IMPORTANT NOTE TO SINGLETONS and single parents with little kids: If you crave roast chicken, but don’t have anyone else large or interested to eat it with, one Rock Cornish Game Hen is your answer. It will fit in the toaster oven and is just the right size for one big eater or a parent and child or a single dinner and then cold chicken lunch the next day. More on that soon.
Grilled Cornish Game Hens With Three Different Marinades (Southwest, Criollo, and Greek)
(factor in a day or two of defrosting in the fridge, and 3-8 hours of marinating time)
Each of these marinades will season one Cornish Game Hens or small chicken (1.5-2 lbs)
The birds must be patted dry and split, but it is up to you whether you want the skin on or off. The skin burns rather quickly, so be attentive! I will give you the three marinades first, followed by cooking instructions, which are the same for all.
Gallinita Criolla (Puerto Rican style seasoning)
2 cloves garlic
1 tsp oregano
½ tsp salt
2 tsp olive oil
In a mortar and pestle, grind all the ingredients except the olive into a paste. Add the olive oil, combine, and season the split bird inside and out, getting under the skin if you are leaving the skin on.
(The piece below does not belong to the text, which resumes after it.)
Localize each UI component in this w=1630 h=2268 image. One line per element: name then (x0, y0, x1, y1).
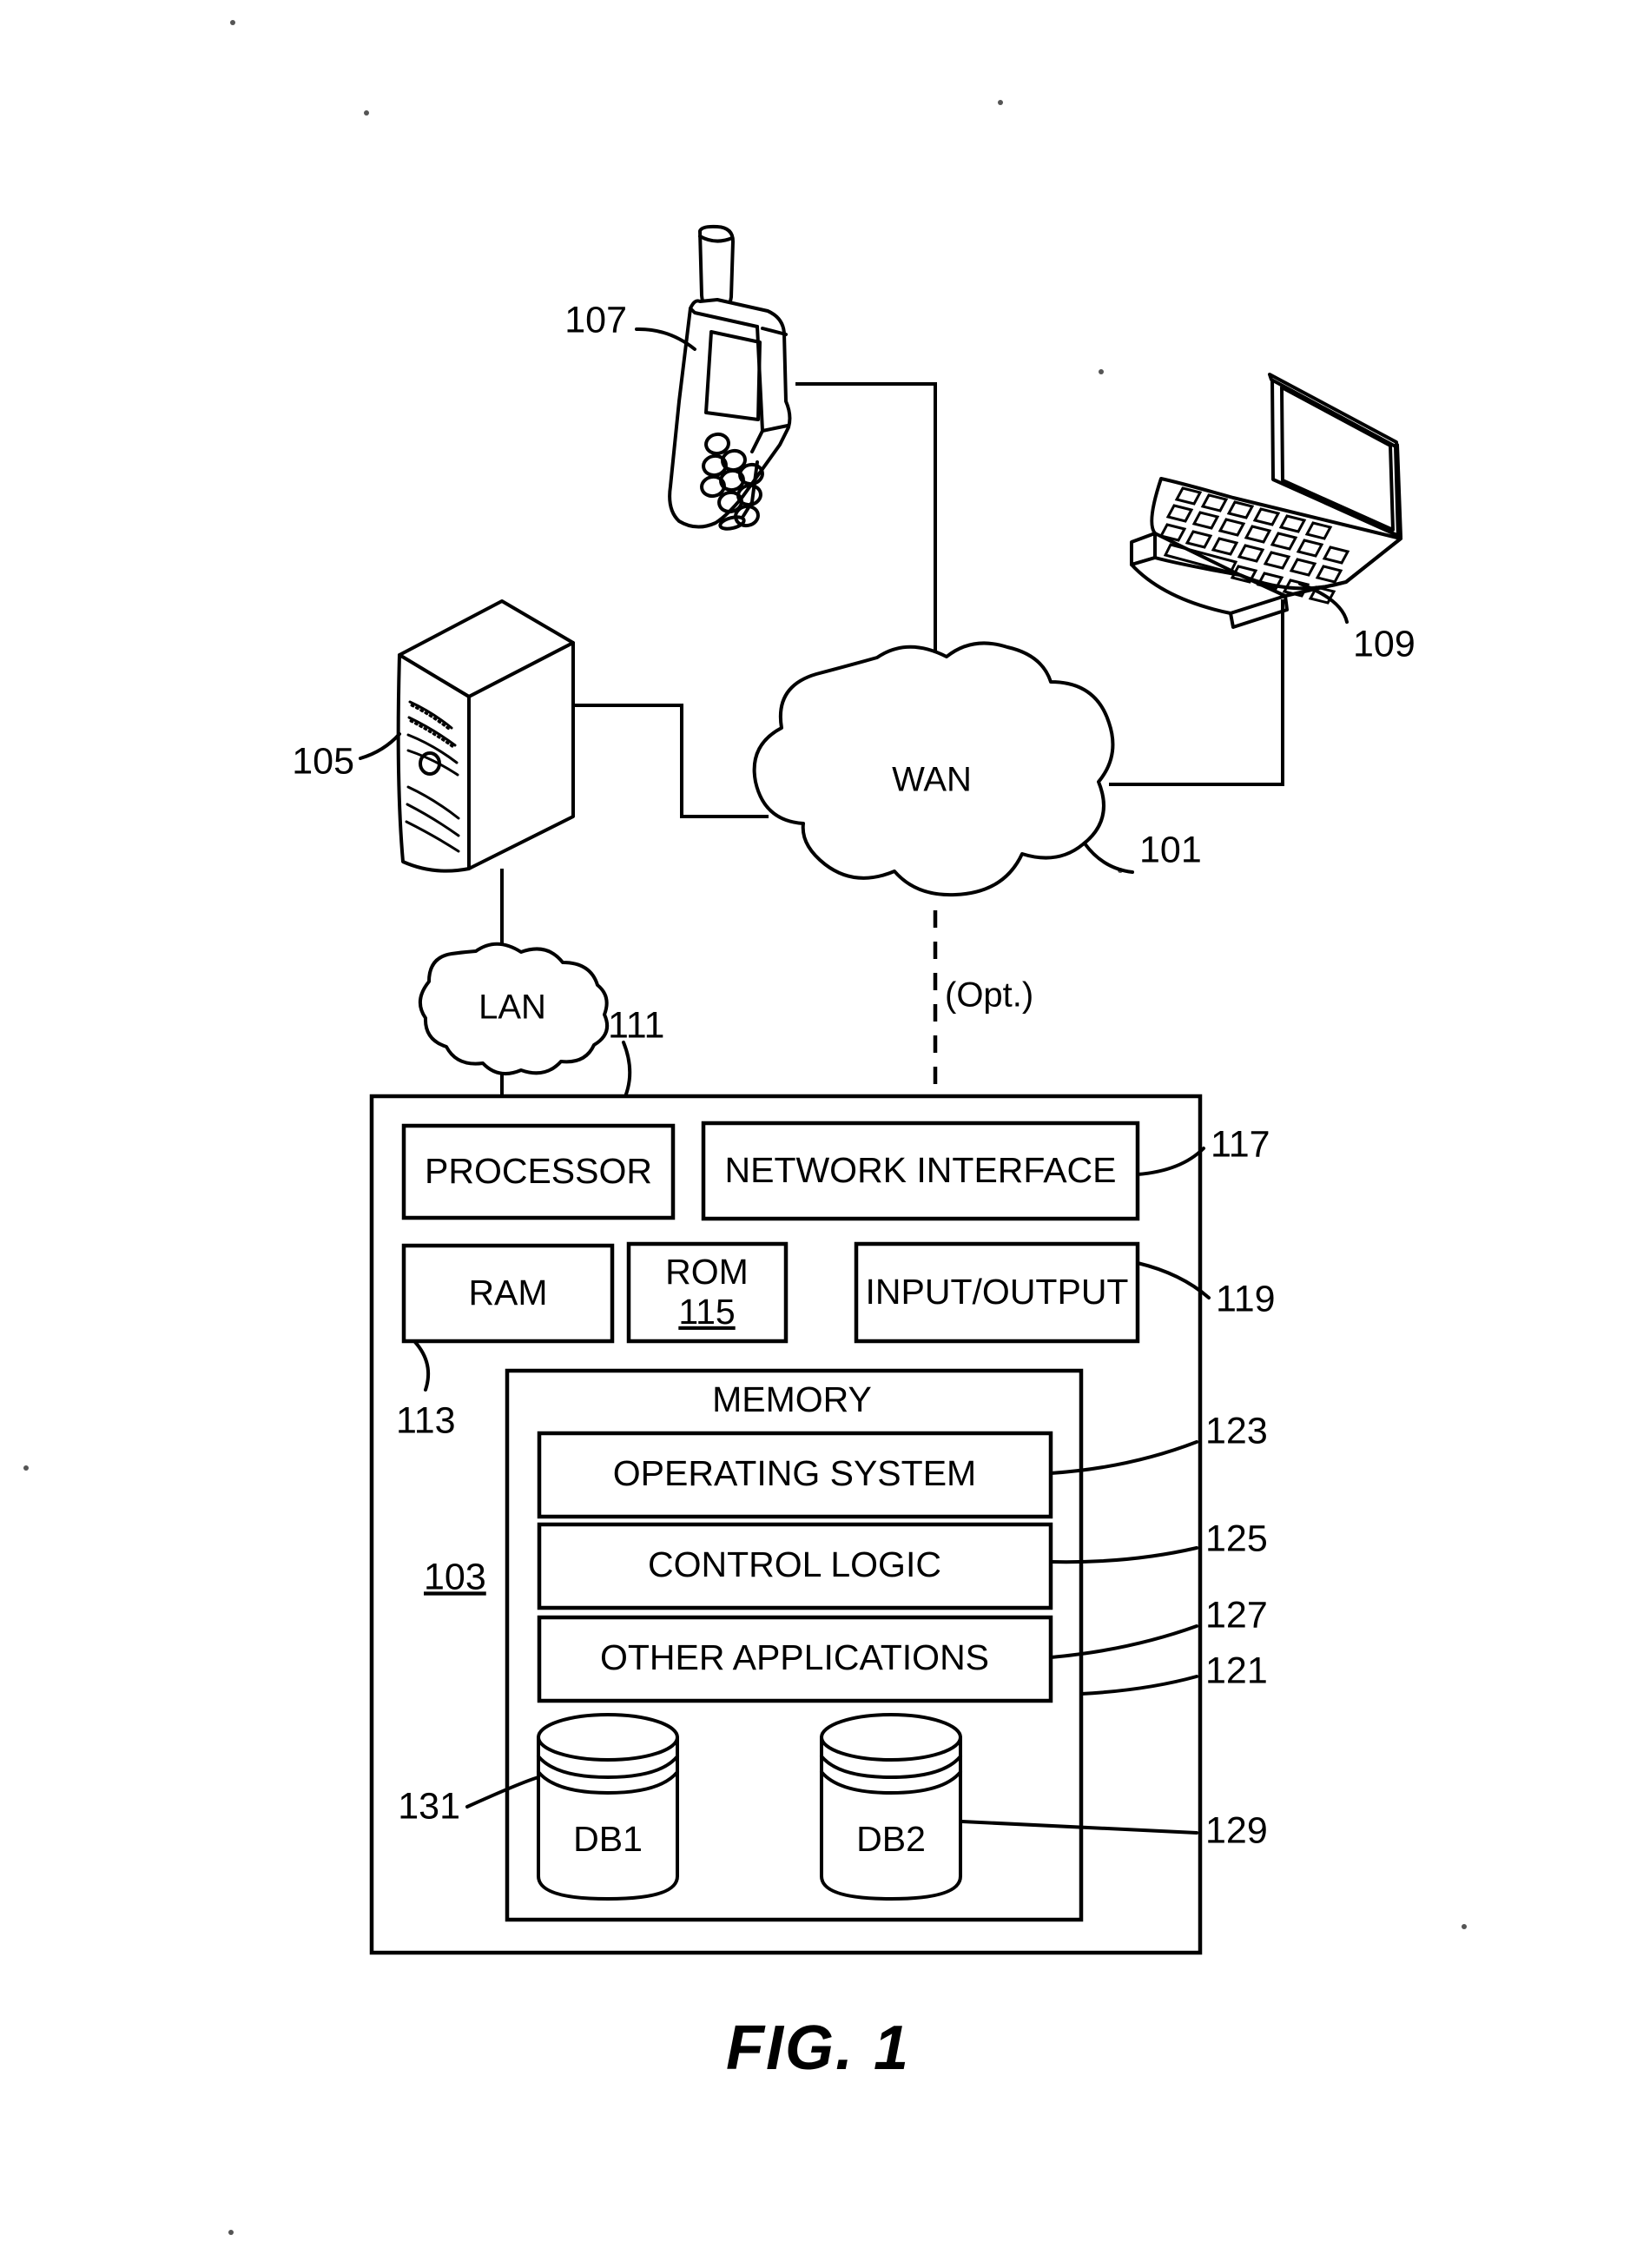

Place in Ziploc bag or other sealable refrigerator-safe container for 3-8 hours.
Mesquite Marinade (uses a commercial powder as the base)
2 Tbs McCormick Grill Mates Mesquite Marinade (or similar)
2 Tbs olive oil
1/8 Cup water
Mix all ingredients in a sealable refrigerator safe container. Add hen and season all over, including under the skin. Refrigerate for 3-8 hours
Greek Yogurt Marinade
2 cloves garlic
1 tsp dry oregano or 2 tsp fresh
½ tsp salt
½ Cup yogurt (non-fat is fine; nonfat Greek is really good)
2 tsp lemon or lime juice
1 Tbs honey
In a mortar and pestle grind the garlic, peppercorns, oregano and salt into a paste. In a bowl or cup, add paste to yogurt, juice and honey and mix well. Use the yogurt mix to thoroughly coat the bird, including under the skin. Place in a sealable refrigerator-safe container for 3-8 hours.
Heat grill to 400°F (you may grease the grill with a bit of cooking spray or brush with oil before heating). Lay bird(s) on grill, lower heat to about 350°F (if you can control your grill; otherwise you have to wing it (pun very much intended!) and cover. The idea is that they cook slowly enough to retain tenderness and moisture, but still cook through in 45 minutes or so. Cooking times will really vary depending on your grill. Use a meat thermometer; it should read 165°F when it/they are done.
Do not split the bird, but leave whole. Bake in a 375°F oven for about an hour, basting after 30 minutes. Use a meat thermometer; it should read 165°F when it/they are done.